在處理競爭風險的資料時，由於造成特定物件失效的原因有許多種，因此估計特定失效物件的具體-理由分布函數是相當重要的。然而，在面對多維的失效時間時，即使是二維資料其亦具有相當難度。本篇論文中，我們考慮Sankaran 等人在 (2006) 所提出的一種無母數的二維具體-理由分布函數估計量。在此，我們提出一個改善原有方法的一種新的無母數估計量。我們以理論上以及數值上去展示我們的估計量較原有的估計量有更小的均方誤差。我們亦證明此估計量的一致性。針對此估計量的表現我們將進行模擬研究。最後我們把此有效的方法利用到老鼠與蠑螈的資料上並以3D圖來表現其效果。

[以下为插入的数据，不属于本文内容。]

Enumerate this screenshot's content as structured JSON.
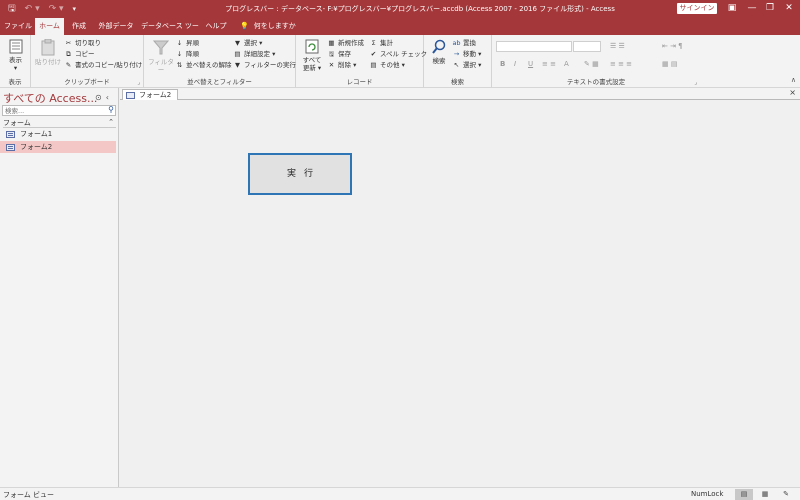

For competing risks data, it is important to estimate the cause-specific distribution function of a particular failure event, which is the failure probability in the presence of other risks. However, if multiple failure events per subject are available, estimation procedures become challenging, even for the bivariate case. In this thesis, we consider the nonparametric estimation of bivariate cause-specific distribution function which is discussed in Sankaran et al. (2006). In particular, we propose a new nonparametric estimator which improves upon the estimator of Sankaran et al. It is shown theoretically and numerically that the proposed estimator has smaller mean square error than the existing one. The consistency of the proposed estimator is also established. A simulation study is conducted to investigate the performance of the proposed estimator. The usefulness of the method is illustrated by the salamander data and mouse data.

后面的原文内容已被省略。